Sunday, April 6, 2008

Mamie Buckskin in The Infernal Desire Machines of Doctor Hoffman

In lieu of the heated and time-consuming discussion of race in class last time, I'm afraid we never got to talk about a queer/gender analysis of this book which I think could have been particularly interesting.

While there are other situations one could examine in the book that deals with either of these themes, one character I found particularly interesting was Mamie Buckskin, a member of the traveling carnival that we meet in the chapter entitled "Acrobats of Desire."  Mamie is identified as a sharpshooter who sexually prefers women.  "She was a paradox--a fully phallic female with the bosom of a nursing mother and a gun, death-dealing erectile tissue, perpetually at her thigh" (108).  This passage tells us that something is not right about Mamie, she is paradoxical because she is both masculine and feminine at the same time, she does not fit the mold of how a woman should act, of her 'proper' gender role.  Not only that, but we understand that Mamie also likes Desiderio because he does not fit the typical assertive, powerful gender role of a man.  "She took a great liking to me for she admired passivity in a man more than anything . . ." (109).  To say she defies the norm may even be putting it lightly.

Ultimately Mamie is a part of this carnival of freaks and other extraordinary individuals that, from the point of the view of the puritans in the last town they visit, are hopelessly damned (115).  Desiderio even repeats this idea among the last lines of the chapter when he states, "Saints and damned had died together . . . " (119-120).  It is not hard to imagine that the town-folk would think Mamie is damned because she sexually prefers women in conjunction with her defiance of typical gender roles.  It may have had something to do with her act in an American burlesque house where, pretending to be a cowboy, she shot all the clothes of her beloved mistress "whom she had abducted from a convent" (109); of course, they probably did not know that story, but it is still a good ground for damning a person.

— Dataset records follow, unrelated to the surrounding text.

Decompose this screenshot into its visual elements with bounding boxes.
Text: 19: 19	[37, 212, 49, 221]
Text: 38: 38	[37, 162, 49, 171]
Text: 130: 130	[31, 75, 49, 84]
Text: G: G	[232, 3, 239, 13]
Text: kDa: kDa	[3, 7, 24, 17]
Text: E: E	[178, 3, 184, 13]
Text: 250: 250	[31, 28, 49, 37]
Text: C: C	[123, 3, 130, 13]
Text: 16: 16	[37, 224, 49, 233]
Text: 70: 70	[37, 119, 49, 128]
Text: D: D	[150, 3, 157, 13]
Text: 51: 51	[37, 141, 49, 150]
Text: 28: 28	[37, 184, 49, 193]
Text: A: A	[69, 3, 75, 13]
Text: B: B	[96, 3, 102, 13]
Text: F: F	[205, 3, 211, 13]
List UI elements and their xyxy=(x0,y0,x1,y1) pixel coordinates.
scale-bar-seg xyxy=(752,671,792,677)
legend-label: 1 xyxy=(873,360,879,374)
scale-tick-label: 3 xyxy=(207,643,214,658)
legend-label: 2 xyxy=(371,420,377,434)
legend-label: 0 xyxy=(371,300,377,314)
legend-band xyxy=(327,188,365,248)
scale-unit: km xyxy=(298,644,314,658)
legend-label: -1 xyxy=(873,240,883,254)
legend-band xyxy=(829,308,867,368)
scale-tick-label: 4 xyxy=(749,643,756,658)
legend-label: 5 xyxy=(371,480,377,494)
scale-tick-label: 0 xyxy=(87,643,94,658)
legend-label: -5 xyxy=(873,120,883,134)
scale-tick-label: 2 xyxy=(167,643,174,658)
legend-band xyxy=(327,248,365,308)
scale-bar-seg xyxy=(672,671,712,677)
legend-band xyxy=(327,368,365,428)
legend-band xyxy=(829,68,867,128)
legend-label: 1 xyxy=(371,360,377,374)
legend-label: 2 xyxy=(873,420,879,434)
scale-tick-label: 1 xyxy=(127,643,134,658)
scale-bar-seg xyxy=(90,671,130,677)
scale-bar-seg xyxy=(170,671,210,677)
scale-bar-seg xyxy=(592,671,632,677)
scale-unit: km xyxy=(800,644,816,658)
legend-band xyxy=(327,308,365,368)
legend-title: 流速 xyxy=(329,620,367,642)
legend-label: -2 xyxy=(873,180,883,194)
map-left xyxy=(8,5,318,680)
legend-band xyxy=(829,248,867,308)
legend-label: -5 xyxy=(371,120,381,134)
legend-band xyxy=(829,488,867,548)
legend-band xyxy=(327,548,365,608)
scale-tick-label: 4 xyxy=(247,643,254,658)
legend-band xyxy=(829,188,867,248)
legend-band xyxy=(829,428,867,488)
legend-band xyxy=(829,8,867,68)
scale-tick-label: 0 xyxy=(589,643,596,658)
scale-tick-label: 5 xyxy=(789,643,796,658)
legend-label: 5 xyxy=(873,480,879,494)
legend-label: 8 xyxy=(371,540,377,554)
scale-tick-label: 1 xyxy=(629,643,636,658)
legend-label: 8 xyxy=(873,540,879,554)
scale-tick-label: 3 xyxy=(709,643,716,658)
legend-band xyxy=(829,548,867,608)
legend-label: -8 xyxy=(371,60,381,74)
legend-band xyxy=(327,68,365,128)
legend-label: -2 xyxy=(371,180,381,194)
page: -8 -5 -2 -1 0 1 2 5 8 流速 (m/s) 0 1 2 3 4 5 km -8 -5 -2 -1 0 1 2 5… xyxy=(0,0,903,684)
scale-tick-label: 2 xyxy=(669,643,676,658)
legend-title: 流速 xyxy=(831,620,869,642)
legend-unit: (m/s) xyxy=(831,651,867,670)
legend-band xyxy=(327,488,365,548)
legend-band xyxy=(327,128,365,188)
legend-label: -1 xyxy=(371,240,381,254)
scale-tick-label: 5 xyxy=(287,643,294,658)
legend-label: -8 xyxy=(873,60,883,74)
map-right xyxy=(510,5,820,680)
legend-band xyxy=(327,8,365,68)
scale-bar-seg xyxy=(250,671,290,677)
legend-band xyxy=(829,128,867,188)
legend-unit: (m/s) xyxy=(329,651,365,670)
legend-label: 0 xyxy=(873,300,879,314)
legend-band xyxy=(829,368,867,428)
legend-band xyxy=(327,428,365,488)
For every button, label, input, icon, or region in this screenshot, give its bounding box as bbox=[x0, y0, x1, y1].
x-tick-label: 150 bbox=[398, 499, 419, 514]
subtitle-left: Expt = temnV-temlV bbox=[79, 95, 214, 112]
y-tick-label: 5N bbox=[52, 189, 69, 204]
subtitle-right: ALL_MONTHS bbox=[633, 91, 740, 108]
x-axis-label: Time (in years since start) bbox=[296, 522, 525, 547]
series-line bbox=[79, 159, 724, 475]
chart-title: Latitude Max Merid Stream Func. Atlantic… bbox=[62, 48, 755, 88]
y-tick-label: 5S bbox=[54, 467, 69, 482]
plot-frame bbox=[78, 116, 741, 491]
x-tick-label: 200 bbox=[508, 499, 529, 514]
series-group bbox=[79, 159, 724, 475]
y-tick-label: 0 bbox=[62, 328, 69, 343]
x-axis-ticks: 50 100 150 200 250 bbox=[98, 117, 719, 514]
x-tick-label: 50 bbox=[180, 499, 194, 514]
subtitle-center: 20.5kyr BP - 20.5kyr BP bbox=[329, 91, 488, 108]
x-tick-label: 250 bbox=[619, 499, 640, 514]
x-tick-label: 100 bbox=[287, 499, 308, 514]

What does everyone dying together at the end of this chapter have to say about Mamie however?  Does this show that, despite her unconventionality, she is no more damned than the supposed saints who die right along side of her?  Of course being damned would refer to her afterlife which we are not given any insight into, but surely the mass death has something to say about the fundamental equality of the sinners and the saints, especially since it was nature that killed them (through which God has been known to act).